I am conflicted.
The past few days have been unusual. I've had more guests than I'm used to and now I've agreed to go hunting. I'm still not certain why the man has asked me to go, even after I informed him that I'm no hunter and have no experience in that field. He added that it was to break me away from my work and I'm confident that social bonding was part of his reason. This motive gives me more questions than answers. We've only talked a few times in the past, barely acquainted and I don't believe I've much to offer a man of his status.
I'm no warrior, adventurer or hunter. I see no thrill in throwing my life into the maws of danger.
The whole idea brings me unsettling thoughts. While I doubt he's a man to drag another to the woods for harm, an unfamiliar voice within my mind questions his reasons and suggest it may be pity.
In the past few days, I've started to question myself, lingering on thoughts that haven't bothered me in the past. I'm still uncertain whether it's because of the week of fever that those thoughts surfaced, or because of the company I kept during that time.
I caught my reflection and I felt repulsed by what I saw, I've looked around myself and found obsession, then upon sitting in company of late, while listening to their wisdom and stories, I felt shame.
I've found myself distracted with doubts about my manhood, I recall myself asking work of women when it shouldn't be their chore, but my own. I'm in contempt.
His question broke something that I need to rebuilt. Asking what was wrong, I couldn't answer right away, because I was uncertain what part he meant. This is not the first time I'm asked this question, but the answers have always been different, depending whether people are asking about feelings or insanity.

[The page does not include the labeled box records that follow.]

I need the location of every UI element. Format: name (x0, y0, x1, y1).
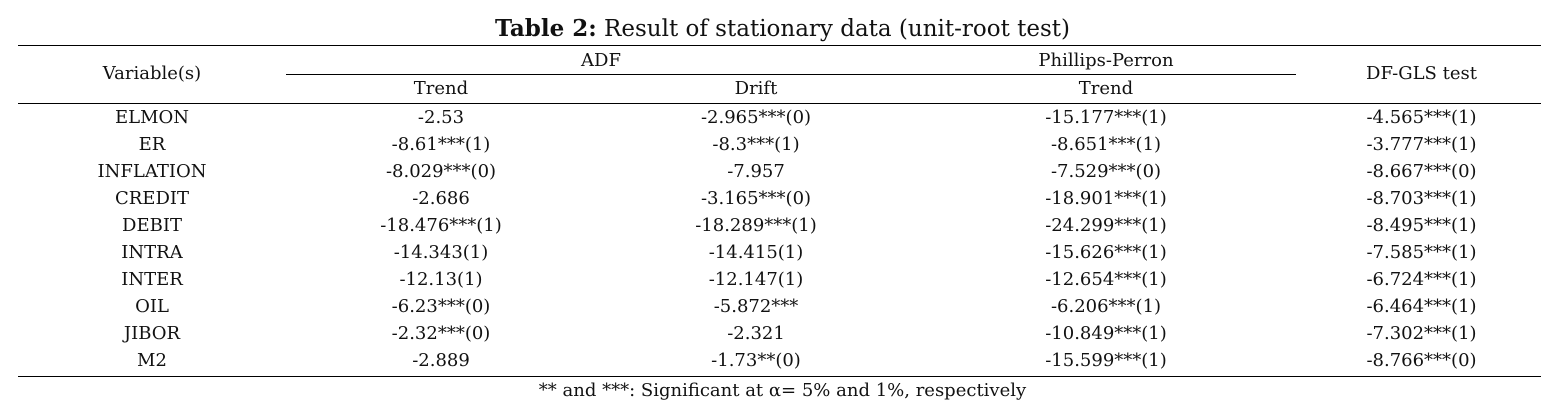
cell-dfgls: -7.302***(1) (1366, 323, 1477, 344)
cell-pp-trend: -6.206***(1) (1050, 296, 1162, 317)
cell-dfgls: -6.464***(1) (1366, 296, 1477, 317)
table-footnote: ** and ***: Significant at α= 5% and 1%,… (538, 380, 1027, 401)
cell-variable: INFLATION (97, 161, 207, 182)
cell-pp-trend: -15.599***(1) (1045, 350, 1167, 371)
cell-pp-trend: -7.529***(0) (1050, 161, 1162, 182)
cell-adf-trend: -14.343(1) (393, 242, 489, 263)
table-label: Table 2: (494, 15, 597, 42)
cell-variable: JIBOR (123, 323, 181, 344)
cell-adf-drift: -8.3***(1) (712, 134, 800, 155)
cell-pp-trend: -18.901***(1) (1045, 188, 1167, 209)
cell-variable: ELMON (114, 107, 190, 128)
cell-adf-drift: -7.957 (727, 161, 785, 182)
cell-pp-trend: -10.849***(1) (1045, 323, 1167, 344)
header-bottom-rule (18, 103, 1541, 104)
cell-pp-trend: -12.654***(1) (1045, 269, 1167, 290)
cell-adf-drift: -2.965***(0) (700, 107, 812, 128)
cell-adf-drift: -18.289***(1) (695, 215, 817, 236)
cell-adf-trend: -8.61***(1) (391, 134, 491, 155)
cell-dfgls: -8.495***(1) (1366, 215, 1477, 236)
group-rule (286, 74, 1296, 75)
cell-adf-drift: -14.415(1) (708, 242, 804, 263)
cell-dfgls: -3.777***(1) (1366, 134, 1477, 155)
cell-adf-trend: -8.029***(0) (385, 161, 497, 182)
cell-adf-trend: -6.23***(0) (391, 296, 491, 317)
cell-variable: M2 (137, 350, 167, 371)
cell-dfgls: -7.585***(1) (1366, 242, 1477, 263)
cell-adf-drift: -1.73**(0) (711, 350, 801, 371)
header-dfgls: DF-GLS test (1366, 63, 1477, 84)
cell-dfgls: -6.724***(1) (1366, 269, 1477, 290)
cell-pp-trend: -15.626***(1) (1045, 242, 1167, 263)
cell-adf-trend: -2.53 (417, 107, 465, 128)
cell-adf-trend: -18.476***(1) (380, 215, 502, 236)
cell-variable: CREDIT (114, 188, 189, 209)
cell-pp-trend: -24.299***(1) (1045, 215, 1167, 236)
header-variable: Variable(s) (102, 63, 202, 84)
header-pp-trend: Trend (1078, 78, 1134, 99)
bottom-rule (18, 376, 1541, 377)
cell-dfgls: -8.667***(0) (1366, 161, 1477, 182)
cell-variable: INTER (121, 269, 183, 290)
header-phillips-perron: Phillips-Perron (1038, 50, 1174, 71)
cell-adf-trend: -2.32***(0) (391, 323, 491, 344)
cell-adf-trend: -2.686 (412, 188, 470, 209)
cell-dfgls: -4.565***(1) (1366, 107, 1477, 128)
header-adf-trend: Trend (413, 78, 469, 99)
cell-dfgls: -8.766***(0) (1366, 350, 1477, 371)
header-adf: ADF (581, 50, 621, 71)
cell-adf-trend: -2.889 (412, 350, 470, 371)
cell-variable: INTRA (121, 242, 183, 263)
cell-adf-drift: -12.147(1) (708, 269, 804, 290)
table-caption: Result of stationary data (unit-root tes… (596, 16, 1071, 42)
table-title: Table 2: Result of stationary data (unit… (0, 14, 1565, 44)
cell-dfgls: -8.703***(1) (1366, 188, 1477, 209)
cell-adf-trend: -12.13(1) (399, 269, 483, 290)
cell-variable: ER (138, 134, 166, 155)
cell-pp-trend: -15.177***(1) (1045, 107, 1167, 128)
cell-variable: OIL (135, 296, 169, 317)
cell-adf-drift: -3.165***(0) (700, 188, 812, 209)
header-adf-drift: Drift (734, 78, 778, 99)
cell-adf-drift: -2.321 (727, 323, 785, 344)
cell-pp-trend: -8.651***(1) (1050, 134, 1162, 155)
cell-variable: DEBIT (122, 215, 182, 236)
cell-adf-drift: -5.872*** (713, 296, 799, 317)
top-rule (18, 45, 1541, 46)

I'm offered to hunt and all I can think about is what work I can bring and what plants I can find to restock my supplies for the winter. Why does it feel that the man laughs my way behind closed doors? It's unsettling.

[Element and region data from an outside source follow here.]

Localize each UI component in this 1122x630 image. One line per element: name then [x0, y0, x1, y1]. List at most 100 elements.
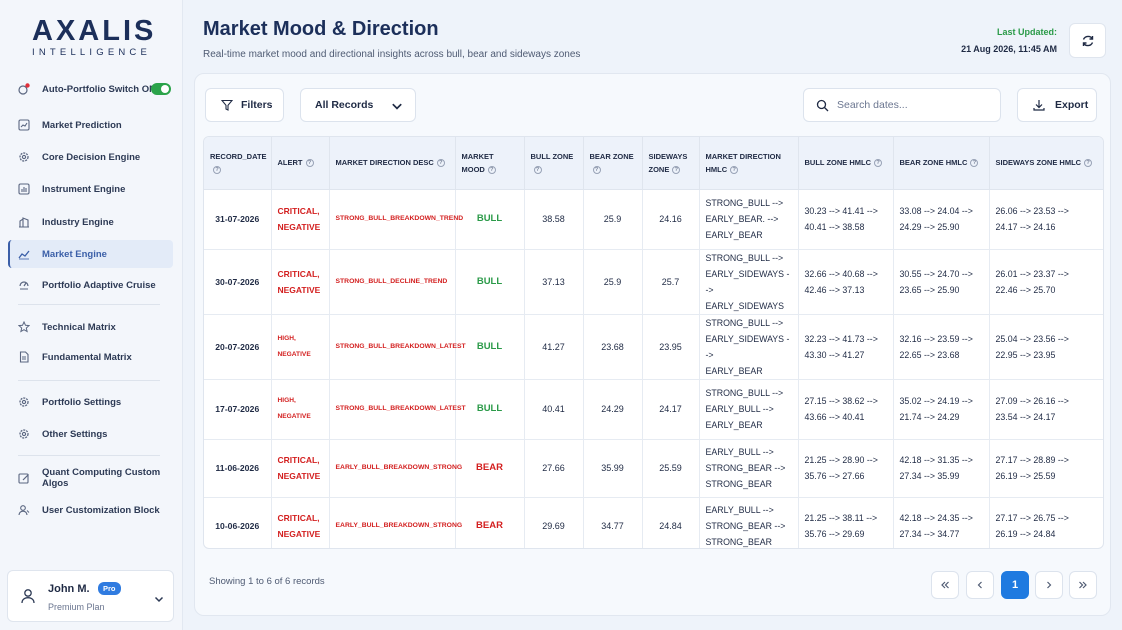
previous-page-button[interactable]: [966, 571, 994, 599]
pro-badge: Pro: [98, 582, 121, 595]
sidebar-item-core-decision-engine[interactable]: Core Decision Engine: [8, 143, 173, 171]
column-header[interactable]: BEAR ZONE?: [583, 137, 643, 190]
direction-hmlc-cell-line: STRONG_BULL -->: [705, 317, 784, 328]
table-row[interactable]: 20-07-2026 HIGH, NEGATIVE STRONG_BULL_BREA…: [204, 314, 1103, 380]
bear-hmlc-cell-line: 21.74 --> 24.29: [899, 412, 960, 422]
auto-portfolio-toggle[interactable]: [151, 83, 171, 95]
first-page-button[interactable]: [931, 571, 959, 599]
bull-hmlc-cell: 30.23 --> 41.41 --> 40.41 --> 38.58: [798, 189, 894, 250]
export-button[interactable]: Export: [1017, 88, 1097, 122]
edit-icon: [18, 472, 30, 484]
column-header[interactable]: ALERT?: [271, 137, 330, 190]
help-icon: ?: [533, 165, 542, 174]
sidebar-divider: [18, 304, 160, 305]
direction-hmlc-cell-line: EARLY_BEAR: [705, 420, 763, 430]
bear-zone-cell: 25.9: [583, 189, 643, 250]
building-icon: [18, 216, 30, 228]
bear-hmlc-cell-line: 23.65 --> 25.90: [899, 284, 960, 295]
column-header[interactable]: BULL ZONE HMLC?: [798, 137, 894, 190]
column-header[interactable]: BULL ZONE?: [524, 137, 584, 190]
bull-hmlc-cell-line: 32.23 --> 41.73 -->: [804, 333, 878, 344]
table-row[interactable]: 31-07-2026 CRITICAL, NEGATIVE STRONG_BULL_…: [204, 189, 1103, 250]
next-page-button[interactable]: [1035, 571, 1063, 599]
help-icon: ?: [1084, 159, 1093, 168]
direction-hmlc-cell-line: EARLY_BULL -->: [705, 447, 774, 457]
bull-zone-cell: 37.13: [524, 249, 584, 315]
sideways-zone-cell: 24.16: [642, 189, 700, 250]
sidebar-item-user-customization[interactable]: User Customization Block: [8, 496, 173, 524]
direction-hmlc-cell-line: EARLY_SIDEWAYS: [705, 300, 785, 311]
bull-hmlc-cell-line: 43.66 --> 40.41: [804, 412, 865, 422]
market-mood-cell: BEAR: [455, 439, 525, 498]
bar-chart-icon: [18, 183, 30, 195]
pagination-summary: Showing 1 to 6 of 6 records: [209, 576, 325, 587]
bear-hmlc-cell-line: 42.18 --> 31.35 -->: [899, 455, 973, 465]
sidebar-item-industry-engine[interactable]: Industry Engine: [8, 208, 173, 236]
brand-tagline: INTELLIGENCE: [32, 47, 152, 58]
bear-hmlc-cell-line: 24.29 --> 25.90: [899, 222, 960, 232]
page-button-1[interactable]: 1: [1001, 571, 1029, 599]
sidebar-item-instrument-engine[interactable]: Instrument Engine: [8, 175, 173, 203]
table-row[interactable]: 30-07-2026 CRITICAL, NEGATIVE STRONG_BULL_…: [204, 249, 1103, 315]
direction-hmlc-cell: STRONG_BULL --> EARLY_SIDEWAYS --> EARLY_B…: [699, 314, 799, 380]
filters-button[interactable]: Filters: [205, 88, 284, 122]
sideways-hmlc-cell-line: 26.06 --> 23.53 -->: [995, 206, 1069, 216]
bull-hmlc-cell: 27.15 --> 38.62 --> 43.66 --> 40.41: [798, 379, 894, 440]
search-icon: [816, 99, 829, 111]
sidebar-item-other-settings[interactable]: Other Settings: [8, 420, 173, 448]
record-date-cell: 10-06-2026: [204, 497, 272, 548]
search-box[interactable]: [803, 88, 1001, 122]
refresh-button[interactable]: [1069, 23, 1106, 58]
bull-hmlc-cell-line: 21.25 --> 38.11 -->: [804, 513, 878, 523]
brand-logo[interactable]: AXALIS INTELLIGENCE: [32, 16, 153, 58]
sideways-hmlc-cell-line: 25.04 --> 23.56 -->: [995, 333, 1069, 344]
sidebar-item-label: Portfolio Adaptive Cruise: [42, 279, 156, 291]
bull-hmlc-cell-line: 43.30 --> 41.27: [804, 349, 865, 360]
bear-hmlc-cell-line: 30.55 --> 24.70 -->: [899, 268, 973, 279]
column-header[interactable]: RECORD_DATE?: [204, 137, 272, 190]
records-select[interactable]: All Records: [300, 88, 416, 122]
bear-hmlc-cell-line: 42.18 --> 24.35 -->: [899, 513, 973, 523]
sidebar-item-label: User Customization Block: [42, 504, 160, 516]
table-row[interactable]: 17-07-2026 HIGH, NEGATIVE STRONG_BULL_BREA…: [204, 379, 1103, 440]
sideways-zone-cell: 23.95: [642, 314, 700, 380]
sidebar-item-market-engine[interactable]: Market Engine: [8, 240, 173, 268]
record-date-cell: 30-07-2026: [204, 249, 272, 315]
column-header[interactable]: MARKET DIRECTION HMLC?: [699, 137, 799, 190]
sidebar-item-label: Other Settings: [42, 428, 108, 440]
direction-hmlc-cell-line: EARLY_SIDEWAYS -->: [705, 333, 790, 360]
help-icon: ?: [436, 159, 445, 168]
gear-icon: [18, 151, 30, 163]
column-header[interactable]: SIDEWAYS ZONE HMLC?: [989, 137, 1103, 190]
last-page-button[interactable]: [1069, 571, 1097, 599]
chevron-down-icon[interactable]: [154, 591, 164, 603]
bear-hmlc-cell: 42.18 --> 31.35 --> 27.34 --> 35.99: [893, 439, 990, 498]
direction-hmlc-cell: STRONG_BULL --> EARLY_BEAR. --> EARLY_BEAR: [699, 189, 799, 250]
sidebar-item-market-prediction[interactable]: Market Prediction: [8, 111, 173, 139]
sidebar-item-portfolio-adaptive-cruise[interactable]: Portfolio Adaptive Cruise: [8, 271, 173, 299]
bear-hmlc-cell-line: 33.08 --> 24.04 -->: [899, 206, 973, 216]
search-input[interactable]: [837, 99, 987, 111]
sidebar-item-portfolio-settings[interactable]: Portfolio Settings: [8, 388, 173, 416]
alert-cell: HIGH, NEGATIVE: [271, 379, 330, 440]
sideways-hmlc-cell: 26.01 --> 23.37 --> 22.46 --> 25.70: [989, 249, 1103, 315]
sidebar-item-fundamental-matrix[interactable]: Fundamental Matrix: [8, 343, 173, 371]
column-header[interactable]: MARKET MOOD?: [455, 137, 525, 190]
sidebar-item-quant-computing[interactable]: Quant Computing Custom Algos: [8, 464, 173, 492]
sideways-hmlc-cell: 27.17 --> 28.89 --> 26.19 --> 25.59: [989, 439, 1103, 498]
table-row[interactable]: 11-06-2026 CRITICAL, NEGATIVE EARLY_BULL_B…: [204, 439, 1103, 498]
sideways-hmlc-cell-line: 26.01 --> 23.37 -->: [995, 268, 1069, 279]
column-header[interactable]: SIDEWAYS ZONE?: [642, 137, 700, 190]
sidebar-item-label: Core Decision Engine: [42, 151, 141, 163]
user-menu[interactable]: John M. Pro Premium Plan: [7, 570, 174, 622]
direction-desc-cell: EARLY_BULL_BREAKDOWN_STRONG: [329, 497, 462, 548]
table-row[interactable]: 10-06-2026 CRITICAL, NEGATIVE EARLY_BULL_B…: [204, 497, 1103, 548]
sideways-hmlc-cell-line: 26.19 --> 25.59: [995, 471, 1056, 481]
column-header[interactable]: BEAR ZONE HMLC?: [893, 137, 990, 190]
sideways-hmlc-cell: 26.06 --> 23.53 --> 24.17 --> 24.16: [989, 189, 1103, 250]
document-icon: [18, 351, 30, 363]
sidebar-item-label: Industry Engine: [42, 216, 114, 228]
column-header[interactable]: MARKET DIRECTION DESC?: [329, 137, 456, 190]
last-updated-value: 21 Aug 2026, 11:45 AM: [961, 44, 1057, 54]
sidebar-item-technical-matrix[interactable]: Technical Matrix: [8, 313, 173, 341]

It's maybe why I find myself here yet again. To put all this in ink, close the book and put it away, find normality again. Remove these questions and condemnation, I'm tired of both.
The child has been placed under his, and his staff's, care. Thankfully so. I'm not good with children, I don't know how to speak with them or act around them. I only examine them when they're ill or injured, their parents and guardians meant to calm them down and offer care. I avoided the use of the girl's name, it's better that she doesn't get attached and feel like coming here again. The dwarf might want to visit her, but I wonder if he'll turn too caring for her. If my suspicions are correct, the girl will likely be placed in a foster home.

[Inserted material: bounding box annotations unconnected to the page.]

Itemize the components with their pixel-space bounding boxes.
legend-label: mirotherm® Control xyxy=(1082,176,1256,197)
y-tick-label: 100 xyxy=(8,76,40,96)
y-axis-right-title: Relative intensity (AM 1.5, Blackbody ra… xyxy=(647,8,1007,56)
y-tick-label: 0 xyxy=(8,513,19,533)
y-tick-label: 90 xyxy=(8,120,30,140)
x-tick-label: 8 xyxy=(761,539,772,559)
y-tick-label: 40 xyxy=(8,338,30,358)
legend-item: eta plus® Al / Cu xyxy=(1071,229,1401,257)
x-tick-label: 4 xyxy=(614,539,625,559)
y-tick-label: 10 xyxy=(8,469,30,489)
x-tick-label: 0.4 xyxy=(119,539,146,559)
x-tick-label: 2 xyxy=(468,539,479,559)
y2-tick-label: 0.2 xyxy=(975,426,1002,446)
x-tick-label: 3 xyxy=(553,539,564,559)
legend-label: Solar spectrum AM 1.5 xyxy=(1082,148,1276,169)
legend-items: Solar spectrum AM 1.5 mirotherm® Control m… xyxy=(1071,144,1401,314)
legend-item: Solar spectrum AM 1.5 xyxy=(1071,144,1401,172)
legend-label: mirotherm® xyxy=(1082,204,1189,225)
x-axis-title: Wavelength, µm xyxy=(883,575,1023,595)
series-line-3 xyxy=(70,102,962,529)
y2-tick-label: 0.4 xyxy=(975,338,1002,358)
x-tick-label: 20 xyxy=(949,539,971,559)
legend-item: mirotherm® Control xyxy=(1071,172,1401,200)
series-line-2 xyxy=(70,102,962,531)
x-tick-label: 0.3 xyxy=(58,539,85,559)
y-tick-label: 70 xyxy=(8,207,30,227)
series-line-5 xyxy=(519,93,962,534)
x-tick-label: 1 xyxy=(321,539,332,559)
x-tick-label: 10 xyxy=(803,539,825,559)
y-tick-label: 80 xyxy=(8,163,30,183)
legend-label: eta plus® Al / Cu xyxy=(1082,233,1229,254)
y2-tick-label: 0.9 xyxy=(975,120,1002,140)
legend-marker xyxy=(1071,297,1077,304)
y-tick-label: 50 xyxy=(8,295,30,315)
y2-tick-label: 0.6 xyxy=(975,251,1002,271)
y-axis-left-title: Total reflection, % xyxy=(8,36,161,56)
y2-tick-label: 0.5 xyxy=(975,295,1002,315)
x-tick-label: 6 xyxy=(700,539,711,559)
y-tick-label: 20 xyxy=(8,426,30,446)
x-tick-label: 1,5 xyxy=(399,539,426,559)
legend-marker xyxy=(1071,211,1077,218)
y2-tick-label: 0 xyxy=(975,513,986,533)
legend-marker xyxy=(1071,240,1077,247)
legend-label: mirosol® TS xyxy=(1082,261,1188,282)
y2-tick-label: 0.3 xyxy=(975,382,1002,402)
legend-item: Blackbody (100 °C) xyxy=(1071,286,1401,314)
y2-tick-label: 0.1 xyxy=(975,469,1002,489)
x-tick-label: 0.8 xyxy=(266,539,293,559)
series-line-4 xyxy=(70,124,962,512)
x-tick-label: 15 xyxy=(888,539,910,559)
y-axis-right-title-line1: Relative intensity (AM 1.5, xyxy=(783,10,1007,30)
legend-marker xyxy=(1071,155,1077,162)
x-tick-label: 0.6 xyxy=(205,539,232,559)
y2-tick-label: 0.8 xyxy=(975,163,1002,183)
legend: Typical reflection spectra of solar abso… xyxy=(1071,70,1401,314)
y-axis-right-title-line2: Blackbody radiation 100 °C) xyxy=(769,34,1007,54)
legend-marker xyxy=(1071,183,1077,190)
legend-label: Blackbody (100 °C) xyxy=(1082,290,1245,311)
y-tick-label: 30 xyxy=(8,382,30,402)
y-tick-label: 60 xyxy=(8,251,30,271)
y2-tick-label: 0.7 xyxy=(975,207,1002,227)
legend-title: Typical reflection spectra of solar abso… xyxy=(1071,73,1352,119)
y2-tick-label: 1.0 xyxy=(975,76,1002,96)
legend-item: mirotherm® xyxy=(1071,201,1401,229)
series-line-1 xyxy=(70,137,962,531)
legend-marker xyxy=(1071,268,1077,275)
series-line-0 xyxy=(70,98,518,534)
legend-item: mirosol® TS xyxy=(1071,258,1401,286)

He's left for his journey and I find myself still unsettled by it, a change that came too soon and I feel like I didn't prepare for it. I don't know why. It's as if some safety I had grown used to has been taken, yet I can't answer why, what or how.
I blame the fever. It's not unheard that the heat alters the mind, make it disorientated and hard to understand. My fever has gone and it's now just a matter of time until everything is as it should be. With luck, this session will bring an end to it sooner and these thoughts can be set aside, buried or just forgotten all together.